# Big Data
How can we use `Boto` to handle large datasets?  

## `Boto`

### Grab `Churn_Modelling.csv` from AWS S3

In [2]:
import pandas as pd
import boto3

# make sure AWS is configured before getting objects from S3

bucket = "make-school-data"
file_name = "data/Churn_Modelling.csv"

# create connection to S3 using default config 
s3 = boto3.client("s3")

# get object and file from bucket
obj = s3.get_object(Bucket=bucket, Key=file_name)
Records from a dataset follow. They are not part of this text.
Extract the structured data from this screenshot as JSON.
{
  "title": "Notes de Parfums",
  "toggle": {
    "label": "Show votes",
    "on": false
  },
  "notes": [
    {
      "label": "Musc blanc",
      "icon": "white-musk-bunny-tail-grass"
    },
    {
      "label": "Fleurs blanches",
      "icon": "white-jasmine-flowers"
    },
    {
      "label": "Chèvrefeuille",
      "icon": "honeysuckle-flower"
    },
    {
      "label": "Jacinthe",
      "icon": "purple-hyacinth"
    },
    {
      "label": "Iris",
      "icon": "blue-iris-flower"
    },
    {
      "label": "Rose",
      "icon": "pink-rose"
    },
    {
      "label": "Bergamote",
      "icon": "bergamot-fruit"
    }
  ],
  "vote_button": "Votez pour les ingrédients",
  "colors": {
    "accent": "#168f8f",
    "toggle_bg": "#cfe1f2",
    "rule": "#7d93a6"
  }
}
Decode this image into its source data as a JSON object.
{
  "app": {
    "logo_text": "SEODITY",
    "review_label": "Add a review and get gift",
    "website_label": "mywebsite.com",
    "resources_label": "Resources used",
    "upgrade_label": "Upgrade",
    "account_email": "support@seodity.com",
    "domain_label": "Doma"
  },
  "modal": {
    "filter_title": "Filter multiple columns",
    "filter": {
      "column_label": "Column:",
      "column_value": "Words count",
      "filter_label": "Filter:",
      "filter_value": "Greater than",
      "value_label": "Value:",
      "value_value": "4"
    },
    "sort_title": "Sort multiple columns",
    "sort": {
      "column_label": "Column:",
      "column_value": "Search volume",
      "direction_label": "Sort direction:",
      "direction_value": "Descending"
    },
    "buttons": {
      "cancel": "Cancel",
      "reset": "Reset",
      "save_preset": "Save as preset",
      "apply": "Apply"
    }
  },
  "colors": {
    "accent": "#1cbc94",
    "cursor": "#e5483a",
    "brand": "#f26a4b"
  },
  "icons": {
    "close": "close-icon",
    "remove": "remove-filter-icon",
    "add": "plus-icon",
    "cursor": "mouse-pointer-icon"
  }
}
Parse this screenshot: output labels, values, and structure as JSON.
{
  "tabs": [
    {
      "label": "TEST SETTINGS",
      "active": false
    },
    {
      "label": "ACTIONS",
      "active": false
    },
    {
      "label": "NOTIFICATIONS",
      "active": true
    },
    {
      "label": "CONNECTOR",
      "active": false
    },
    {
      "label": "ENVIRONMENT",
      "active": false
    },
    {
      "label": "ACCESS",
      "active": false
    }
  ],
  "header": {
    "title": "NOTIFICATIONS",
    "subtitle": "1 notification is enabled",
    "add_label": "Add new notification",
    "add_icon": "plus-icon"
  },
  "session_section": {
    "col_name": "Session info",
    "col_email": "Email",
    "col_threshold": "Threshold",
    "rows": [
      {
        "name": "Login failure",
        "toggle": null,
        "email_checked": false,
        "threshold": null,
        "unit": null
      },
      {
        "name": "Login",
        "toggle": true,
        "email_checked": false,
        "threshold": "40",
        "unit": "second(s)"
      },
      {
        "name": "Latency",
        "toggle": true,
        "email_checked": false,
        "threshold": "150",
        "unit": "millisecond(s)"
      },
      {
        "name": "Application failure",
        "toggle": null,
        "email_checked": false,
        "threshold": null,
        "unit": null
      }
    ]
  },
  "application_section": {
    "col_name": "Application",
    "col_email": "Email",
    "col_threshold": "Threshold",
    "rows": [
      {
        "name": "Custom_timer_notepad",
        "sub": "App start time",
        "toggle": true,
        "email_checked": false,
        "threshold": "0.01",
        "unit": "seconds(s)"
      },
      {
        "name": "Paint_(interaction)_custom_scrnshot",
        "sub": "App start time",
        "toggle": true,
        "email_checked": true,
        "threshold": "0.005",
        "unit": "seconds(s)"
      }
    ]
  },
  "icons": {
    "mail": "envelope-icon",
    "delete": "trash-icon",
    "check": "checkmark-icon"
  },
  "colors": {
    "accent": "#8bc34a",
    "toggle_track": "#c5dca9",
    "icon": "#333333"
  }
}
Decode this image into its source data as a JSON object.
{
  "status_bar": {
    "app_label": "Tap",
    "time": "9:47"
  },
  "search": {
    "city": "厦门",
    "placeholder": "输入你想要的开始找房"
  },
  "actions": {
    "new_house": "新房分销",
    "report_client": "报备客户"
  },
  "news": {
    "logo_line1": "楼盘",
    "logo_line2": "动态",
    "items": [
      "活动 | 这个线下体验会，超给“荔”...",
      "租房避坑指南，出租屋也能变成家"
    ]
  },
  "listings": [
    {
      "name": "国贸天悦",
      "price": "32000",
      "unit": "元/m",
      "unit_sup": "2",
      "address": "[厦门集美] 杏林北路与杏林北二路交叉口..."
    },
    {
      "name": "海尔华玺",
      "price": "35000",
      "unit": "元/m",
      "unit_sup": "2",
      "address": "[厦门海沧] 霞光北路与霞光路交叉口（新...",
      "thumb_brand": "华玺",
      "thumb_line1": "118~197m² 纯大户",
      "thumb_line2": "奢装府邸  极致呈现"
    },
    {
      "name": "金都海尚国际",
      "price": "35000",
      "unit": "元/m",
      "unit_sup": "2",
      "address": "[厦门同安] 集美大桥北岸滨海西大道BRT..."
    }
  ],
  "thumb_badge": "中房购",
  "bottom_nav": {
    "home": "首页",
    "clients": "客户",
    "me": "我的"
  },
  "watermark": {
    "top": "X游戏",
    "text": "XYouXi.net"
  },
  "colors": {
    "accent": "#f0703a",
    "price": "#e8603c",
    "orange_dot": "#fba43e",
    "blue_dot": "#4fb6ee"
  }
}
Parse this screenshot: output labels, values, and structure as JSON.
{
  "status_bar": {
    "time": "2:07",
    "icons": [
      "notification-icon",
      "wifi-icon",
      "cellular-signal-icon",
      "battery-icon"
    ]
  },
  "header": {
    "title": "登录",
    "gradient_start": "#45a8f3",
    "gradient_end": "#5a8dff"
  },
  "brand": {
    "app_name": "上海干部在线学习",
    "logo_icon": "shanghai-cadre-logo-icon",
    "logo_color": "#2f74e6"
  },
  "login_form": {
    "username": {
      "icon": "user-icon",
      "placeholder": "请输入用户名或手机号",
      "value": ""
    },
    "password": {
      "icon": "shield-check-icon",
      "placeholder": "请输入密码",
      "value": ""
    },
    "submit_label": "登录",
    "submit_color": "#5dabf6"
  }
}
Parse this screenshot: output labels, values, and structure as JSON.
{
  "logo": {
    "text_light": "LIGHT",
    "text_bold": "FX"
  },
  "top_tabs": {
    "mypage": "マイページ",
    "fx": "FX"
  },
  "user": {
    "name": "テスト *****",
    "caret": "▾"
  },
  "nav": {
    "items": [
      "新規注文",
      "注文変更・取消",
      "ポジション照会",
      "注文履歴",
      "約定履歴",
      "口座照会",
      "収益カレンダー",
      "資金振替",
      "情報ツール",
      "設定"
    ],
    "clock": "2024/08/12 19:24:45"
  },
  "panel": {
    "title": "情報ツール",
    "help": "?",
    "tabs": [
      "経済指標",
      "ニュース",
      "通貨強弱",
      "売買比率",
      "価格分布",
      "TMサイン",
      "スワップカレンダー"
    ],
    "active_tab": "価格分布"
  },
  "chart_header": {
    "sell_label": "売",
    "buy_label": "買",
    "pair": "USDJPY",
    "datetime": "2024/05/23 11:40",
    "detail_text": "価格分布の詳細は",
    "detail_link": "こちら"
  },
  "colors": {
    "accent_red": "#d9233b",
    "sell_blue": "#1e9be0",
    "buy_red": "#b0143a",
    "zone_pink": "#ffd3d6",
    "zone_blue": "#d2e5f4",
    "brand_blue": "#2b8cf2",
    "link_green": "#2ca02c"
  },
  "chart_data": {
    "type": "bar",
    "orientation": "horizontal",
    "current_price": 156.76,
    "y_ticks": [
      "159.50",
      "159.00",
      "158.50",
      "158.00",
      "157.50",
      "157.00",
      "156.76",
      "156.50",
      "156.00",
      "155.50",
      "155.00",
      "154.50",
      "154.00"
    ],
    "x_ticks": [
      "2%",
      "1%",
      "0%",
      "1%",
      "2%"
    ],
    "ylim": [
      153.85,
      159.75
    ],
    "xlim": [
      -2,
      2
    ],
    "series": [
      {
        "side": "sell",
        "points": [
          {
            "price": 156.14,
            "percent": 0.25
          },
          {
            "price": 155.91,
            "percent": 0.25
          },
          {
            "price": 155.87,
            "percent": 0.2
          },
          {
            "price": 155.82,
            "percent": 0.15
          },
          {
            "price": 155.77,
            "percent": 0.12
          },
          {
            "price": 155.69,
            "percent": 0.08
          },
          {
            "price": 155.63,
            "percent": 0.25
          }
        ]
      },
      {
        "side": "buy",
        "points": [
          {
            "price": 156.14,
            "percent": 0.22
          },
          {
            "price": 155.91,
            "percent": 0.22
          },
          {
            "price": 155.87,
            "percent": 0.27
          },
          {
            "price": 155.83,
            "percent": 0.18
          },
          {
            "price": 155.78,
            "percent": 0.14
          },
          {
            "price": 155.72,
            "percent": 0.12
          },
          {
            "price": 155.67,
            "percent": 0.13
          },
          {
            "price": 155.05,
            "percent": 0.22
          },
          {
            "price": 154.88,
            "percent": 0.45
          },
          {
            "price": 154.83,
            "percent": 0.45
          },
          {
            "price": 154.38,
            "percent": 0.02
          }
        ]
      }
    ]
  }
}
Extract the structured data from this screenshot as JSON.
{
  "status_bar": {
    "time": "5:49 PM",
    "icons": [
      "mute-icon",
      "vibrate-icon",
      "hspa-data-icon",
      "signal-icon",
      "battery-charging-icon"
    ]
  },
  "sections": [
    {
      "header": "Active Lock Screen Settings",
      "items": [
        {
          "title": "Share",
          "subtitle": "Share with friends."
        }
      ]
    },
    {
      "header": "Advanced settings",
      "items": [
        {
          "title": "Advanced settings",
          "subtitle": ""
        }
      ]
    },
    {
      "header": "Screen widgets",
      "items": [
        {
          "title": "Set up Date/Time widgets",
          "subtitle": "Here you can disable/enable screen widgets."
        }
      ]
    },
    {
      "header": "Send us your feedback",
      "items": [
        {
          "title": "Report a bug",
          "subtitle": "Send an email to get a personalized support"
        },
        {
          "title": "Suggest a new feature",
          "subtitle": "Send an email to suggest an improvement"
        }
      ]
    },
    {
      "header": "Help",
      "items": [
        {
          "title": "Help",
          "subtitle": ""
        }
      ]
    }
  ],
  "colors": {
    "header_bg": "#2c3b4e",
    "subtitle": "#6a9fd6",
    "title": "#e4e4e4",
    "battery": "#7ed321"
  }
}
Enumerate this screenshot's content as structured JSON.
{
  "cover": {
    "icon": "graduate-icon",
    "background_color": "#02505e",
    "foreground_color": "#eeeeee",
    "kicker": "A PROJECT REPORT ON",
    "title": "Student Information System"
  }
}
df = pd.read_csv(obj["Body"])
df.head()

Unnamed: 0,RowNumber,CustomerId,Surname,CreditScore,Geography,Gender,Age,Tenure,Balance,NumOfProducts,HasCrCard,IsActiveMember,EstimatedSalary,Exited
0,1,15634602,Hargrave,619,France,Female,42,2,0.0,1,1,1,101348.88,1
1,2,15647311,Hill,608,Spain,Female,41,1,83807.86,1,0,1,112542.58,0
2,3,15619304,Onio,502,France,Female,42,8,159660.8,3,1,0,113931.57,1
3,4,15701354,Boni,699,France,Female,39,1,0.0,2,0,0,93826.63,0
4,5,15737888,Mitchell,850,Spain,Female,43,2,125510.82,1,1,1,79084.1,0


## SQL Practice

In [44]:
import sqlite3 as lite

con = lite.connect('population.db')

with con:
    cur = con.cursor()
    cur.execute("CREATE TABLE Population(id INTEGER PRIMARY KEY, country TEXT, population INT)")
    cur.execute("INSERT INTO Population VALUES(NULL,'Germany',81197537)")
    cur.execute("INSERT INTO Population VALUES(NULL,'France', 66415161)")
    cur.execute("INSERT INTO Population VALUES(NULL,'Spain', 46439864)")
    cur.execute("INSERT INTO Population VALUES(NULL,'Italy', 60795612)")
    cur.execute("INSERT INTO Population VALUES(NULL,'Spain', 46439864)")

In [46]:
# import os
# os.remove("population.db")

# cur.execute("DROP TABLE Population")

Write a SQL syntax in Python that return all records where population field is greater or equal than 50M

In [45]:
import pandas as pd
import sqlite3

conn = sqlite3.connect('population.db')
query = "SELECT country FROM Population WHERE population > 50000000;"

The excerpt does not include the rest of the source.